Even more important, having held your job as a waiter for so long shows stick-to-itiveness, a soft skill that many employers complain is in short supply among young hires. Gillis once coached a new-college-grad client who had worked at McDonald’s for several years running while he was in school. He assumed that wouldn’t help get him into the recording industry, so he didn’t mention it on his resume. But, Gillis says, “Recognizing the value of long-term service from a person so young, I insisted he put it back.”
Partly because of having worked in the same place for more than a few months, the client landed a recording-studio gig that launched his career. “I’m pretty certain McDonald’s doesn’t appear on his resume anymore,” Gillis says. “But it served its purpose at the time.”

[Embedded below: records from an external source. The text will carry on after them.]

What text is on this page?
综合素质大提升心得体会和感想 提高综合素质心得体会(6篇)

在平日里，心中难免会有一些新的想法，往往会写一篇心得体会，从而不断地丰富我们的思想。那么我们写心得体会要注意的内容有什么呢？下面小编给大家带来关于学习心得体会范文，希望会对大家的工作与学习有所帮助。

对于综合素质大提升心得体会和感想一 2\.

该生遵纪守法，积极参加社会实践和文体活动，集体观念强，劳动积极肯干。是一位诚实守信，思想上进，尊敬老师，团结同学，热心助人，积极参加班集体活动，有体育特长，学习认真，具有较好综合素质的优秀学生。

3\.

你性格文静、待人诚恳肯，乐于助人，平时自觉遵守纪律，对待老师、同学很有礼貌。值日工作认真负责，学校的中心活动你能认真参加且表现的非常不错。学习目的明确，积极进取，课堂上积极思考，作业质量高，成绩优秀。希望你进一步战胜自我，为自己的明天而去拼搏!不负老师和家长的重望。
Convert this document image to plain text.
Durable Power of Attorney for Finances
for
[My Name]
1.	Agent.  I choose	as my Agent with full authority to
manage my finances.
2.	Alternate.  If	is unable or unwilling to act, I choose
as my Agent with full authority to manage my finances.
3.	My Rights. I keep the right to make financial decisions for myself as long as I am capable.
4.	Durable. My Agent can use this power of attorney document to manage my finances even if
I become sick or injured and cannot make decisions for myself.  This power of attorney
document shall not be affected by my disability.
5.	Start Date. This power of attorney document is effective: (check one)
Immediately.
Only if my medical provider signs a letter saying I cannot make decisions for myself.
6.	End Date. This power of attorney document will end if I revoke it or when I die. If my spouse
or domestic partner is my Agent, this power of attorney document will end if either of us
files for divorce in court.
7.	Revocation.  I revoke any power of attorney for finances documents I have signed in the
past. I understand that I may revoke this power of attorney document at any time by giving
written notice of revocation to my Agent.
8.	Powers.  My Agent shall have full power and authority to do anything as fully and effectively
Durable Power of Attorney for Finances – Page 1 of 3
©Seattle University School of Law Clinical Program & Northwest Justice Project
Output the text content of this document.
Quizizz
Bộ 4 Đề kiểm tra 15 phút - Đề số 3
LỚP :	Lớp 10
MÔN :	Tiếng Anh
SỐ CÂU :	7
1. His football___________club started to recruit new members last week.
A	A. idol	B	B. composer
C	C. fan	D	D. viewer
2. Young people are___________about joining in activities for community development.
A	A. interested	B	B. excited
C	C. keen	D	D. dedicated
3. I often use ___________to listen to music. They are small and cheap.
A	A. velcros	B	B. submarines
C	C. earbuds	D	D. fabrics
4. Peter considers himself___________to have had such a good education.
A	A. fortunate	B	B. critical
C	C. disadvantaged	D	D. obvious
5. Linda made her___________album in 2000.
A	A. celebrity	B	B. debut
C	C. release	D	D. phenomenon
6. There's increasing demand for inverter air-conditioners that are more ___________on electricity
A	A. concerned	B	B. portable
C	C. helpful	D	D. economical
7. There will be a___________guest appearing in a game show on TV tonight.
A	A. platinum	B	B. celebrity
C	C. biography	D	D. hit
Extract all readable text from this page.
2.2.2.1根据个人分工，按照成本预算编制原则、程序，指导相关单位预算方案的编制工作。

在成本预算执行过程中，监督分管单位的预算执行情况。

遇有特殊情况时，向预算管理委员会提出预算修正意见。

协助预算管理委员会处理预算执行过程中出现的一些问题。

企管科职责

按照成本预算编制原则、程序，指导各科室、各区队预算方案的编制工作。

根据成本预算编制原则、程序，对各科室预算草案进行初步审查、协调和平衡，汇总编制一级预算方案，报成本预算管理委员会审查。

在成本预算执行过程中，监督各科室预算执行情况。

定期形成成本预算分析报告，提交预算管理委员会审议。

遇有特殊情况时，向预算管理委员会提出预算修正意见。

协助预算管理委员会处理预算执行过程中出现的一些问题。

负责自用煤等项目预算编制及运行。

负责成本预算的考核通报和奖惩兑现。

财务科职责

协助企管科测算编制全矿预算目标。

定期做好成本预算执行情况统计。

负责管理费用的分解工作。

Gillis has two other suggestions for you. First, make sure you’re listing on your resume all the experience that might interest a recruiter, including successes you may have overlooked. “That includes class projects or anything you can describe from your course work that produced a tangible result,” Gillis says. And don’t hesitate to ask professors for feedback on your performance, or even letters of recommendation. “It’s in their best interest to see their students succeed, so teachers are usually happy to help,” Gillis adds.
And second, meeting with campus recruiters is a must, but don’t forget to do some networking. Gillis says new college grads should bear in mind that “the best place to start building a professional network is with your parents’ friends and your friends’ parents. You never know whom they might know, and you might be pleasantly surprised.”